Once I was sufficiently bandaged and plied with painkillers, we went downstairs and out the back to see how the digging was coming, ignoring the black and calico cats who were trying to trip us. Frank Oda was leaning against the boulder with a cup of tea; we three women stood on the small back deck of the house, staring over the railing. The midden of oyster and clam shells—which I had deliberately placed under the bucket this time—had been unearthed . . . yet still no bucket.

As I watched, it seemed to me that my exhaustion, or perhaps a side effect of the painkillers, was affecting my eyesight, for Tristan suddenly looked slightly blurred, as if I were looking at him across a lit BBQ grill.

“You see?” said Erszebet, sounding satisfied. She gestured casually toward Tristan. “It’s coming along.”

“Is he . . . wavy?” I asked.

“He’s not wavy,” she said in her usual being-derisive-about-Tristan voice.

“Something is wavy,” said Rebecca decisively.

Tristan stopped digging and leaned on the shovel, breathing harder than he had yesterday although the soil was looser and the hole was smaller (but then, this time, he was the only one digging it). “Ma’am, could I trouble you for some saline drops?” he asked Rebecca. “I’ve got something in my eyes.”

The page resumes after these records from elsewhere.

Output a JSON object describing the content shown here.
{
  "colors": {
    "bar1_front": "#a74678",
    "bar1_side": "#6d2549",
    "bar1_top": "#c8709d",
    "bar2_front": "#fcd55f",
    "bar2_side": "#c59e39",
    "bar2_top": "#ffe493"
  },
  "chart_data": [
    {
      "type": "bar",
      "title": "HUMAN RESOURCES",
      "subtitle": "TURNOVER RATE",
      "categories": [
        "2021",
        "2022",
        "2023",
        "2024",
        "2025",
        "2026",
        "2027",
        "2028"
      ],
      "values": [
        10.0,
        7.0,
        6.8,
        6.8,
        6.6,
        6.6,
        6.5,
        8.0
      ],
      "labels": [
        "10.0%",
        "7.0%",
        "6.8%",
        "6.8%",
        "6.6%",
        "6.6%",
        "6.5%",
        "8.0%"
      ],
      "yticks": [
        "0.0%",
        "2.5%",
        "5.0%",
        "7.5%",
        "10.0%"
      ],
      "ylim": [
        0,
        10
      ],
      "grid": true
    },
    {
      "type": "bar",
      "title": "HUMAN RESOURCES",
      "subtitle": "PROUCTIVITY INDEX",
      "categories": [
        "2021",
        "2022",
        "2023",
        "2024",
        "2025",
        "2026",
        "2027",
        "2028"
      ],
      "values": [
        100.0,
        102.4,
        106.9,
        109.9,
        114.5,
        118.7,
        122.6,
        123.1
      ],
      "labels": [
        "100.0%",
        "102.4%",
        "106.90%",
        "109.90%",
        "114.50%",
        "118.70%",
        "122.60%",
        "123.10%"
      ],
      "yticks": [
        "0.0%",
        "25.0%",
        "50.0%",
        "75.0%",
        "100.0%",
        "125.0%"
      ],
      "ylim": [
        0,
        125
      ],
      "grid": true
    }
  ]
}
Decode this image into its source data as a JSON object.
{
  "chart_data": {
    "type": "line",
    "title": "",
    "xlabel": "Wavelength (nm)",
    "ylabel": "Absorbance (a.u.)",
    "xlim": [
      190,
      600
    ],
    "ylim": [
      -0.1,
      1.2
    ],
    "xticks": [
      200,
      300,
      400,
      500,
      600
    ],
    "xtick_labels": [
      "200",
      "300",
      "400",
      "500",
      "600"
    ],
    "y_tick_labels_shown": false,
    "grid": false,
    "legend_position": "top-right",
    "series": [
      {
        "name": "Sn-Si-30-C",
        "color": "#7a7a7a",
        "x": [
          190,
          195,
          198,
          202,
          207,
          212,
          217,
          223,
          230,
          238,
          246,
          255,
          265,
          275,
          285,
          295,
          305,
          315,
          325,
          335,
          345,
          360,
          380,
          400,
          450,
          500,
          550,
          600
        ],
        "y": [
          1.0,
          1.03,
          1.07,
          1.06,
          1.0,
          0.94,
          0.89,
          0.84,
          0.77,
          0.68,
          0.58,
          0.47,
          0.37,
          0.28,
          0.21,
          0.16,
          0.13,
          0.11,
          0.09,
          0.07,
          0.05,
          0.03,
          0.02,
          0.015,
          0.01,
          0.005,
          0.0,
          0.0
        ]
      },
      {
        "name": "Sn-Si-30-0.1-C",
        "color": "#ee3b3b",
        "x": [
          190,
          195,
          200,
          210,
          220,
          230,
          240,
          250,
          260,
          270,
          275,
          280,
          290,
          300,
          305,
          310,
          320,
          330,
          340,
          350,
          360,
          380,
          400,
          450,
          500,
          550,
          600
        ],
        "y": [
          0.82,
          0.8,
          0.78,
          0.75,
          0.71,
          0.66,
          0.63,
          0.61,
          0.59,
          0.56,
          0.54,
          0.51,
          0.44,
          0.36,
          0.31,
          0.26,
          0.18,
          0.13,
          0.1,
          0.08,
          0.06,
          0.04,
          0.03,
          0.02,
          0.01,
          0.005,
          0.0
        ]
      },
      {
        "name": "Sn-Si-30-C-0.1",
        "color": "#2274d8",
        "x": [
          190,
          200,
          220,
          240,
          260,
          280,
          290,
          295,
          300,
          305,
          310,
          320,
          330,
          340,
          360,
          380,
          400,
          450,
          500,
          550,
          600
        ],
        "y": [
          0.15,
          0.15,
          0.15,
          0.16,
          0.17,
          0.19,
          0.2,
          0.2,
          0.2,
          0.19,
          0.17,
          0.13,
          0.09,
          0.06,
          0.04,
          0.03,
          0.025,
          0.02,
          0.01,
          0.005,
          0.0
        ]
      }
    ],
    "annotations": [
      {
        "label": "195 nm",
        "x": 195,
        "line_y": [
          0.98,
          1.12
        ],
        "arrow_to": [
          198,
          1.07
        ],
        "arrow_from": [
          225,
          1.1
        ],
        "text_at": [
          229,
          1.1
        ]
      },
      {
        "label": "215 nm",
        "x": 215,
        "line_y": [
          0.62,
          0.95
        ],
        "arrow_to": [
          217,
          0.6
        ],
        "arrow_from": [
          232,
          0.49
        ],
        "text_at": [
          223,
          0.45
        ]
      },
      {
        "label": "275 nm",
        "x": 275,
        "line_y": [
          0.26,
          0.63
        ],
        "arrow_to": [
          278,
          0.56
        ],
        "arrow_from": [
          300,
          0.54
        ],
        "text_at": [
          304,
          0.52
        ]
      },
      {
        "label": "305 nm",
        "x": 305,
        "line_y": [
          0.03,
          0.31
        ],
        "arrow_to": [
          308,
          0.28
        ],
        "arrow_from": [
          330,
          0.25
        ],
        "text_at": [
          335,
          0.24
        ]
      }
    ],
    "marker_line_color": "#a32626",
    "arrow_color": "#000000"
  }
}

“No you don’t,” Erszebet informed him. “That’s just the glimmer.”

A childlike surge of excitement overrode my exhaustion, briefly: “Like in . . . like in old stories about witchcraft? You mean ‘glamour’?” I asked. For with her accent it was difficult to tell.

She shrugged. “I don’t know what it is called in old stories. We called it pislákoló, this is ‘glimmer’ or ‘glamour’ or something in English. I never knew the English term for it, magic was nearly gone by the time I was fluent in your language so there was no occasion to describe it. And now the word ‘glamour’ is ruined by that magazine.”

“What is it, exactly?” said Tristan. “What’s going on?”

“It happens because it is the spot . . .” Erszebet paused, then sighed noisily, as if put upon. “When magic existed, this was common knowledge and nobody ever had to explain it any more than you would have to explain why you sweat when you are hot or need air to breathe. But I will try.” She pressed her elbow upon the deck rail and leaned her chin into the back of one lithe hand, lips pursed—Lauren Bacall imitating Rodin’s Thinker. “This spot is where we are trying to make change. When there is no magic happening, things look normal. But when magic is happening, then what-could-be becomes . . . louder, or bigger, than whatever-currently-is. That causes the glimmer. So glimmer is a good sign.” She reached into her bag, pulled out the számológép, and began to finger certain strands with seemingly random dexterity. Then she put it away, looked directly at me, and declared, “I think seven more times back to this DTAP without complications, and we will find the bucket when we dig for it here.”

I heard myself groan before I could contain it. Seven more days of being ogled by the cooper. Of digging a deep hole in virgin soil with an unwieldy shovel. Of that long, swampy trudge back to Muddy River. “And it has to be me, correct?” I said. “We cannot swap me out for Tristan. That would be like resetting the counter to zero?”

She nodded.

“I’ll take the next DTAP,” said Tristan. “Scout’s honor.”

“What if the next one requires conversational Sumerian?” I asked.



WE WAITED A couple of days for my leg to heal, and then Erszebet sent me back again.

And then she sent me back again. And then again and again and again.